Although LUS cannot be considered as one of the first-choice option for patients with COVID-19 pneumonia, it has been proven to be a reliable instrument for the triage of patients when dealing with massive hospital admissions and limited CT scan capacity [Smith 2020, Lichter 2020]. LUS is relatively easy to use and is performed at bedside, minimizing the number of healthcare workers in contact with a patient. However, it can be challenging for interpretation, lung damage severity assessment and, therefore, choice of the best treatment strategy. Reliable LUS scoring protocols would be of great value as a diagnostic tool especially in emergency settings and healthcare facilities with limited access to CT scan. The only systematic review with meta-analysis on this topic concluded that diagnostic agreement between LUS and CT in the diagnosis of COVID-19 is high [Wang 2021]. The quality of the assessed evidence was considered to be low, but LUS had great potential to be an alternative to CT in emergency or intensive care setting.
In our study we developed and tested three LUS scoring protocols in patients with confirmed COVID-19. The first, 16-zone LUS protocol, was based on the scoring of B-lines, degree of interstitial changes and the size of subpleural consolidation. Two other protocols – modified 16-zone LUS NMHC and 12-zone LUS NMHC – used A-lines for scoring with B-lines having secondary importance. It was quickly recognized, that the first suggested 16-zone LUS protocol had several technical issues attributed to the scoring of chosen findings, therefore it didn’t offer either reliable scoring or convenience of execution. This protocol was used in 18 patients and in this limited sample it showed gradual increase in the score number with increase in CT severity score, which was consistent with the results for two other protocols tested in 143 patients overall.
16-zone LUS NMHC and 12-zone LUS NMHC protocols were proposed as more feasible and reliable scoring systems. Similar LUS protocols have been described in several studies [Bitar 2021, Ökmen 2021], which used ratio of vertical and horizontal artifacts, but not A-lines as used in our protocols. In the available literature, visible A-lines along with B-lines in the view of an ultrasound probe are considered the signs of severe lung damage. Meanwhile emergence of A-lines in front of B-lines is only possible when there is a certain volume of unaffected lung parenchyma, and such a depiction doesn’t correspond with any known guidelines or scoring protocols. So our hypothesis was that scoring of A-lines instead of the ratio of vertical and horizontal artifacts would be diagnostically meaningful and easier to perform than the described protocols [Bitar 2021, Ökmen 2021].

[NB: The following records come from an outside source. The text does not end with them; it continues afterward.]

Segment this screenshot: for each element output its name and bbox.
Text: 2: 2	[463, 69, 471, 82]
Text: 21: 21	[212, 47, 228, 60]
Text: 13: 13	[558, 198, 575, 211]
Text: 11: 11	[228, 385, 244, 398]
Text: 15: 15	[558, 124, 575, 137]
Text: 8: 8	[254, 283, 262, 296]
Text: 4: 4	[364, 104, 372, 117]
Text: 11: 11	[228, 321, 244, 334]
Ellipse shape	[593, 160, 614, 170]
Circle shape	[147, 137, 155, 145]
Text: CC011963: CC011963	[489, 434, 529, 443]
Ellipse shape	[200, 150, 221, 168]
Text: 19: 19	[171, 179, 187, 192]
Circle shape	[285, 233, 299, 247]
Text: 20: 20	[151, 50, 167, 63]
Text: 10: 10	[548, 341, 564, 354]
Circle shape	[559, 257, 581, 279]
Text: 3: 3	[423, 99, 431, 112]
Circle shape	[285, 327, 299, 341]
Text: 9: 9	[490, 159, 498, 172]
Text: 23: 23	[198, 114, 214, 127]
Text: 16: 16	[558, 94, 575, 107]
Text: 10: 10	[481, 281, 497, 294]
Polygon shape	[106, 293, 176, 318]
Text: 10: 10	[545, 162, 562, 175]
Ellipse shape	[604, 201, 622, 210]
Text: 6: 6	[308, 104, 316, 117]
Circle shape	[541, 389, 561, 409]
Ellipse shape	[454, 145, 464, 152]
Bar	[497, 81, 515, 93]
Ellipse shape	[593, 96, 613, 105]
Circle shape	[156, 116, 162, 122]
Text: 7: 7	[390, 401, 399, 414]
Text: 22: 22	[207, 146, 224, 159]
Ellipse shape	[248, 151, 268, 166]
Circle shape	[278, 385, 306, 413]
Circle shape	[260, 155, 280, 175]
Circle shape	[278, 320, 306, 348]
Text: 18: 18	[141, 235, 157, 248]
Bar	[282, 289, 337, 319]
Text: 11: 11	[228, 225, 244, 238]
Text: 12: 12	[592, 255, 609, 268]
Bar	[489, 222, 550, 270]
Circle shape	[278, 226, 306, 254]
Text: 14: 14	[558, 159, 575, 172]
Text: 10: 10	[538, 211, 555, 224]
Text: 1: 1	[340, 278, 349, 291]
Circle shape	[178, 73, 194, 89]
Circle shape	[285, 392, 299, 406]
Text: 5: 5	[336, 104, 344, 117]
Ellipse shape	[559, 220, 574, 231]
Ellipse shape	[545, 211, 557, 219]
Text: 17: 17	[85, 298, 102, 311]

According to current evidence most of the authors tend to use 12-zone LUS protocol [Zieleskiewicz 2020, Ökmen 2021, Heldeweg 2021]. However, in our study we demonstrated that modified 16-zone LUS NMHC protocol was slightly better than 12-zone LUS NMHC. Scores from both 16-zone LUS NMHC and 12-zone LUS NMHC protocols had strong correlation with CT severity, which is complementary to similar findings in other studies [Wang 2021, Deng 2020, Rizzetto 2021, Tung-Chen 2020]. The 16-zone LUS NMHC protocol was more accurate in differentiating between <50% lung damage and > 50% lung damage as seen on CT-scan compared to 12-zone LUS NMHC protocol. That could be an argument favoring the use of 16-zone LUS NMHC protocol in emergency setting to decide which patients have worse prognosis and warrant an ICU admission.
Both protocols were borderline in differentiating poor outcome (death) from a discharge with specificity of 53% for 16-zone LUS NMHC and 55% for 12-zone LUS NMHC. Contradictory data were reported in this regard. In two observational studies [Persona 2021, Bosso 2021] higher LUS-score from 12-zone protocol was not a predictor for mortality. In contrast, Heldeweg et al. [Heldeweg 2021] demonstrated that higher LUS score from 12-zone protocol had stronger association with death and ICU stay of more than 30 days. However, in our study the score from 12-zone LUS NMHC protocol was recalculated from the 16-zone LUS NMHC protocol, which doesn’t allow for direct comparison with 12-zone protocol mentioned in these studies. Among other potential predictors, lower SPO2 at admission and higher lung damage on CT scan were associated with higher risk of death.
The main limitation of the study was its retrospective character and the fact that it was not designed to test the hypothesis of clinical equivalence rather than the correlation of LUS and CT scoring systems. Another difficulty was the use of the first 16-zone LUS protocol, that originated from the local descriptive LUS protocol for non-COVID19 pneumonia, and was abandoned early on due to several technical issues, and therefore, the sample of patients to analyze its diagnostic accuracy and correlation with CT scan was very low. On the other hand, the strength of the study was the overall sample size which was higher than in most published studies (161 patients), and the fact that two newly developed LUS scoring protocols were tested on the same patients.